Punjab and Haryana High Court: While deciding a writ petition, the bench of Vinod S. Bhardwaj, J., held that the definition of ‘near relative’ as provided in the Transplantation of Human Organs and Tissues Act, 1994, should not be interpreted to restrict any other donorout of love and affection and allowed the petitioners to swap their kidneys.
In the case at hand, two petitioners are suffering from various ailments of the kidneys and were advised to undergo the kidney transplantation. The donors are wife and mother-in-law of the petitioners respectively and have voluntarily and out of natural love and affection agreed to donate their kidneys to petitioners. After medical tests it was found out that the blood groups of Petitioner 1 matched with the wife of Petitioner 2 and blood group of Petitioner 2 matched with mother-in-law of the Petitioner 1. Considering the absence of matching blood groups within family of petitioners, they applied for “Swap Transplantation” under the Transplantation of Human Organs and Tissues Act, 1994 (“the Act, 1994”) read with Transplantation of Human Organs and Tissues Rules, 2014 (“Rules of 2014”). The Authorization Committee of hospital disapproved the case of the petitioners.
Submissions on behalf of the Respondent
The counsel of the respondent contented that as per the provisions of the Act,1994 as well as Rules, “Swap Transplantation” is permissible only from near relatives and the transplant of organs between unrelated persons cannot be allowed.
Analysis, Law and Decision
The Court noted that the objective of the Act, 1994 is to provide for the regulation of the human organs or tissues for therapeutic purposes and long object and reasons of the Act, 1994 show that the underlying legislative intent was to curb commercial dealings in human organs.
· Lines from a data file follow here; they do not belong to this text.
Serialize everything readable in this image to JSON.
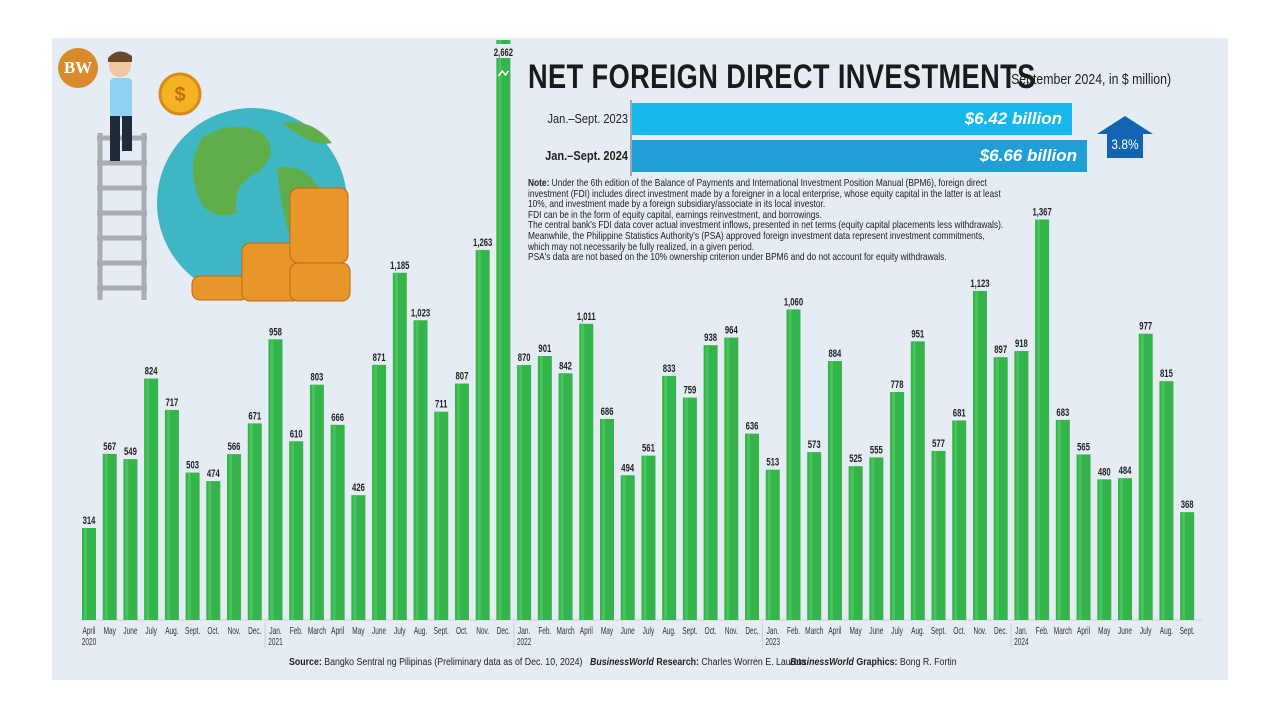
{
  "logo": "BW",
  "title": "NET FOREIGN DIRECT INVESTMENTS",
  "subtitle": "(September 2024, in $ million)",
  "summary": {
    "rows": [
      {
        "label": "Jan.–Sept. 2023",
        "value_label": "$6.42 billion",
        "value": 6.42,
        "color": "#16b7ea"
      },
      {
        "label": "Jan.–Sept. 2024",
        "value_label": "$6.66 billion",
        "value": 6.66,
        "color": "#1f9fd6"
      }
    ],
    "change_label": "3.8%",
    "change_direction": "up",
    "change_color": "#1464b4"
  },
  "note": {
    "label": "Note:",
    "lines": [
      "Under the 6th edition of the Balance of Payments and International Investment Position Manual (BPM6), foreign direct",
      "investment (FDI) includes direct investment made by a foreigner in a local enterprise, whose equity capital in the latter is at least",
      "10%, and investment made by a foreign subsidiary/associate in its local investor.",
      "FDI can be in the form of equity capital, earnings reinvestment, and borrowings.",
      "The central bank's FDI data cover actual investment inflows, presented in net terms (equity capital placements less withdrawals).",
      "Meanwhile, the Philippine Statistics Authority's (PSA) approved foreign investment data represent investment commitments,",
      "which may not necessarily be fully realized, in a given period.",
      "PSA's data are not based on the 10% ownership criterion under BPM6 and do not account for equity withdrawals."
    ]
  },
  "chart_data": {
    "type": "bar",
    "title": "NET FOREIGN DIRECT INVESTMENTS",
    "subtitle": "(September 2024, in $ million)",
    "bar_color": "#34b44a",
    "broken_axis_bar": "Dec. 2021",
    "categories": [
      "April",
      "May",
      "June",
      "July",
      "Aug.",
      "Sept.",
      "Oct.",
      "Nov.",
      "Dec.",
      "Jan.",
      "Feb.",
      "March",
      "April",
      "May",
      "June",
      "July",
      "Aug.",
      "Sept.",
      "Oct.",
      "Nov.",
      "Dec.",
      "Jan.",
      "Feb.",
      "March",
      "April",
      "May",
      "June",
      "July",
      "Aug.",
      "Sept.",
      "Oct.",
      "Nov.",
      "Dec.",
      "Jan.",
      "Feb.",
      "March",
      "April",
      "May",
      "June",
      "July",
      "Aug.",
      "Sept.",
      "Oct.",
      "Nov.",
      "Dec.",
      "Jan.",
      "Feb.",
      "March",
      "April",
      "May",
      "June",
      "July",
      "Aug.",
      "Sept."
    ],
    "years": {
      "0": "2020",
      "9": "2021",
      "21": "2022",
      "33": "2023",
      "45": "2024"
    },
    "values": [
      314,
      567,
      549,
      824,
      717,
      503,
      474,
      566,
      671,
      958,
      610,
      803,
      666,
      426,
      871,
      1185,
      1023,
      711,
      807,
      1263,
      2662,
      870,
      901,
      842,
      1011,
      686,
      494,
      561,
      833,
      759,
      938,
      964,
      636,
      513,
      1060,
      573,
      884,
      525,
      555,
      778,
      951,
      577,
      681,
      1123,
      897,
      918,
      1367,
      683,
      565,
      480,
      484,
      977,
      815,
      368
    ],
    "value_labels": [
      "314",
      "567",
      "549",
      "824",
      "717",
      "503",
      "474",
      "566",
      "671",
      "958",
      "610",
      "803",
      "666",
      "426",
      "871",
      "1,185",
      "1,023",
      "711",
      "807",
      "1,263",
      "2,662",
      "870",
      "901",
      "842",
      "1,011",
      "686",
      "494",
      "561",
      "833",
      "759",
      "938",
      "964",
      "636",
      "513",
      "1,060",
      "573",
      "884",
      "525",
      "555",
      "778",
      "951",
      "577",
      "681",
      "1,123",
      "897",
      "918",
      "1,367",
      "683",
      "565",
      "480",
      "484",
      "977",
      "815",
      "368"
    ]
  },
  "footer": {
    "source_label": "Source:",
    "source": "Bangko Sentral ng Pilipinas (Preliminary data as of Dec. 10, 2024)",
    "research_brand": "BusinessWorld",
    "research_label": "Research:",
    "research": "Charles Worren E. Laureta",
    "graphics_brand": "BusinessWorld",
    "graphics_label": "Graphics:",
    "graphics": "Bong R. Fortin"
  }
}
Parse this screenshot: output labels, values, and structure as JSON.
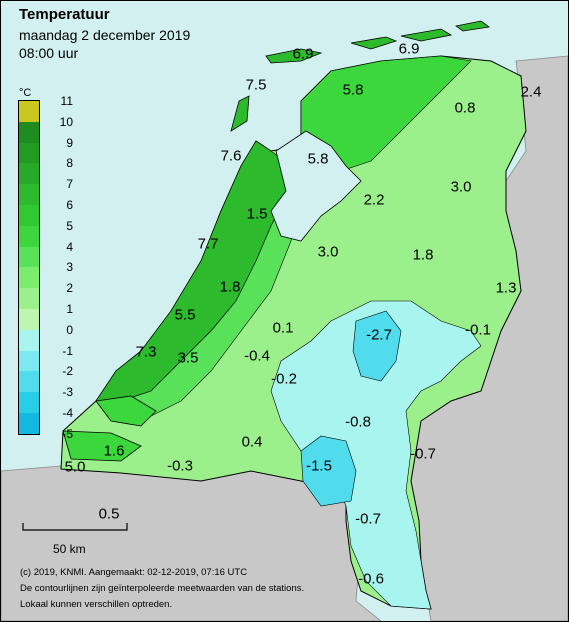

The Court observed that Section 9 of the Act, 1994 clearly shows that swapping is permissible with the approval of the Authorization Committee where the donors had agreed to make donation of their organs to the recipient, who is their ‘near relative’ but the same cannot be affected on account of biological incompatibility. Hence, the act of swapping is not a prohibited act under the Transplantation of Human Organs and Tissues Act, 1994 and the Rules of 2014 notified by the Government of India.
The Court said that loss of human life should not be permitted merely at the altar of technicalities. The donor of the Petitioner 1 is mother-in-law of the Petitioner 1 and it cannot be construed that the said donor has agreed to donate her kidney for commercial reasons. When the spouse is recognized as a relative within the definition of ‘near relative’ under Section 2(i) of the Act, 1994, the object of Section 9(3A) of the Act, 1994 should not be permitted to be defeated merely by adopting such rigid, dogmatic and stigmatic interpretation and not to include people who get related by matrimony and would have same love and affection.
The Court further stated that the social family bonds, the social fabric and family structure in the Indian Sub-Continent is also required to be kept in consideration and such relatives from the family of the spouse cannot be isolated as completely distant or wholly unrelated. The law recognized relationships mentioned in Section 2(i) as ‘near relative’ and did not intend to impose any condition that no person other than a near relative can be a donor, if all other parameters prescribed in Rule 7 of the Rules of 2014 are satisfied. A pragmatic approach is required to be taken by the Court which advances the object of the statute without promoting the mischief required to be curtailed.
The Court said that Article 21 will intervene and support justice in cases where loss of human life is irreparable and legislative intent is not prohibitive. While adverting to the doctrine of equity, it may in a technical sense be defined as a portion of natural justice, however, while exercising equity, the Courts have exercised a latitude in stretching it to cover cases not expressly dealt with by law. Thus, Equity empowers a Court to exercise its judicial discretion in furtherance to interests of justice and to do substantial justice amongst the contesting parties by taking stock of the totality of circumstances.
The Court held that the approval was denied by the Authorisation Committee only for a technical reason i.e., donor of the Petitioner 1 does not fall under the definition of ‘near relative’ as stipulated in Sub Section 2(i) of the Act, 1994. Also, there is no suggestion or reference that such a transaction is being executed between the willing donors or the willing recipients due to commercial transaction.
Hence, the Court allowed the petition and granted permission to the petitioners to swap their kidneys, subject to satisfaction of other regulatory requirements.
[Ajay Mittal v. Union of India, 2022 SCC OnLine P&H 3696, decided on 06-12-2022]
Advocates who appeared in this case:
Counsel for Petitioners:- Advocate Molly A. Lakhanpal;
Counsel for Respondents:- Advocate Satya Pal Jain, Advocate Sudhir Nar.